National Public Radio (Npr) ha condotto il suo programma “La Settimana Politica” del dodici settembre con un’analisi del messaggio alla nazione in cui Obama ha parlato dello Stato Islamico. Giornalisti e mezzibusti hanno discusso i fondamenti del messaggio: È stato abbastanza duro? Riuscirà nel suo compito? Chi c’è dietro Isis? Ripensandoci, mi sono accorto che gli Stati Uniti bombardano l’Iraq, in un modo o nell’altro, da quando avevo sei anni. Oggi ne ho trenta. Questa tragica tradizione, lunga ormai un quarto di secolo, è portata avanti dall’attuale comandante in capo e premio nobel per la pace.

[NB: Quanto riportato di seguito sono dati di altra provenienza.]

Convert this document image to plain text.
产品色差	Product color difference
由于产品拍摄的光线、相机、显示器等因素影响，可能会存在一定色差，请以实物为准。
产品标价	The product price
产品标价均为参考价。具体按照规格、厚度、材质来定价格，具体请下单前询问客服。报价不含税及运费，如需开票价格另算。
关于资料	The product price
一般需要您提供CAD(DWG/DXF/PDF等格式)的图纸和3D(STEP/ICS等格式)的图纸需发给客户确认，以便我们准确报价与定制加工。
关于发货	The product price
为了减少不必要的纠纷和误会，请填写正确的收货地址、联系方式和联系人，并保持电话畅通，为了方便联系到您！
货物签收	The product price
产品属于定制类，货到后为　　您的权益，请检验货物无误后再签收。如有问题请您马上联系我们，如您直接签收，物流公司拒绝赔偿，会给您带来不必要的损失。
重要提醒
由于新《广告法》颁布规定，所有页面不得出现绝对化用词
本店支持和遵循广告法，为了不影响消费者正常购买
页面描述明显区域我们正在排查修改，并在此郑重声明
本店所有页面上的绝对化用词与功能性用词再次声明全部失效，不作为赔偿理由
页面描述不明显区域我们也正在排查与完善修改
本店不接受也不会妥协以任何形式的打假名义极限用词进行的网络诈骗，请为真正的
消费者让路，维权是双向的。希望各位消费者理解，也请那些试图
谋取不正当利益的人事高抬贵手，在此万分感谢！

Durante tutto questo tempo, il governo degli Stati Uniti hanno portato avanti macchinazioni statuali e massacri nel mondo arabo. Nel suo messaggio, Obama ha detto: “Il nostro obiettivo è chiaro: Schiacciare e poi distruggere Isi[s] con una strategia antiterroristica totale e prolungata.” La prossima guerra con i droni è alle porte, e così anche la morte certa per altri innocenti. Già ora il governo americano in quella regione è responsabile della morte di centinaia di migliaia di persone, di un numero ancora più alto di profughi, e infine della distruzione totale su grande scala. I nuovi attacchi non si limitano all’Iraq. Nonostante l’opposizione della nazione dell’anno scorso, quando fu preso di mira il regime di Bashar al Assad, le bombe cadranno anche in Siria. Alla fine sono riusciti ad avere la loro maledetta guerra.
Isis rappresenta un regime terribile. Assoggetta e stupra le donne, uccide i bambini e decapita i prigionieri. Ma più interventismo non è la risposta. Questa nuova campagna militare non farà altro che inasprire, non placare, la loro ferocia.
Un video drammatico pubblicato su Huffington Post mostra un bambino siriano seppellito vivo sotto un edificio bombardato. La telecamera inquadra un gruppo di soccorritori che scavano freneticamente tra le macerie, tra il ferro contorto, per salvare il bambino. Le grida del bambino superano il chiasso della folla. Alla fine i soccorritori hanno successo e il bambino, terrorizzato, viene estratto vivo da sotto le rovine. Le urla di giubilo della folla significano ad un tempo gioia e dolore.
Gli attacchi con i droni ordinati da Barack Obama ricreeranno questa scena ogni giorno, senza sosta, fino alla fine degli attacchi.
Gli attacchi dei droni sono atti di terrorismo. La campagna contro il terrorismo è essa stessa una campagna di terrore senza fine. Gli Stati Uniti sono in uno stato di guerra permanente: la più grande forza repressiva al mondo. Ogni bomba significa un mondo meno sicuro, meno tranquillo. Per gli Stati Uniti, e ovviamente per chi vive entro i suoi confini, ogni bomba significa più solitudine, più isolamento dal resto del mondo.
Gli attacchi militari producono obiettivi politici nel breve termine, utili solo ai falchi di guerra. Le speranze di pace richiedono una strategia di lungo termine. Dove esiste il mercato esiste pace. Dove esiste pace esiste libertà. Va da sé che più libertà esiste nel mondo e meno oppressivi sono i regimi. Io non voglio l’Isis, non più di quanto non lo vogliano gli altri, ma la risposta non è il massacro di decine di migliaia di persone. Questa è la stessa mentalità imperialista che ha creato un tale regime brutale in primo luogo. Lo stato nazione, con questi massacri, è esso stesso un regime oppressivo, e non merita altro che di essere sconfitto con la libertà.